I have created a microcontroller circuit, based on the most used circuits I could find on the Internet -- which use an external crystal. As I know, Atmega16 has an internal oscillator which operates at 1 MHz by default. So, the microcontroller can be used without an external crystal. But now I am confused -- do I need an external crystal for my microcontroller circuit? I am just using ADC, USART, and LM35. I don't know if the internal oscillator is enough, good, or etc to be used.

So, when do we need an external crystal for our microcontroller?


1 Answer 1


Two main reasons I can think of are...

  1. You want to run at a higher clock speed than available with the internal oscillator. For the Atmega16 chip you mentioned, the internal oscillator has maximum speed of 8MHz, but you can run the chip at up to 16MHz with an external crystal.

  2. You need precise and accurate timing. With some effort you can calibrate the internal RC clock to within +/1% accuracy, but a cheap ($1) 16MHz crystal can be accurate to 0.005% (50ppm) out of the box. The internal RC oscillator is also more sensitive to temperature and voltage changes, so an external crystal will generally be more stable.

Why would you care about increasing maximum clock speed? Running twice as fast means you can get twice work as much done in the same time- or the same amount work in half the time. Or you can generate/count signals at double the frequency.

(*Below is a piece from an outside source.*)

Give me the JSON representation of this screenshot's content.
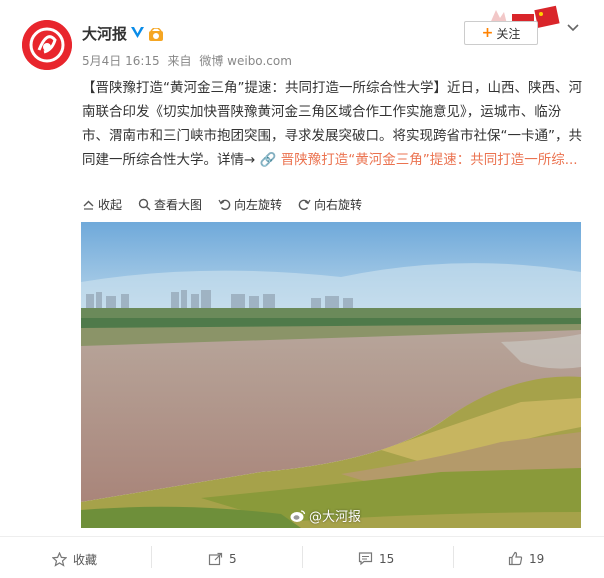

Why would you care about having a precise and accurate clock? Maybe you want to locally keep track of the number of seconds you have been running. After 1 week, you can be off by more than an hour with a %1 oscillator whereas you should be within half a minute with a 50ppm crystal. Or you might care about time on a very short scale- for example generating serial data bits where being off by 1% on either side of a link could be enough cause framing errors.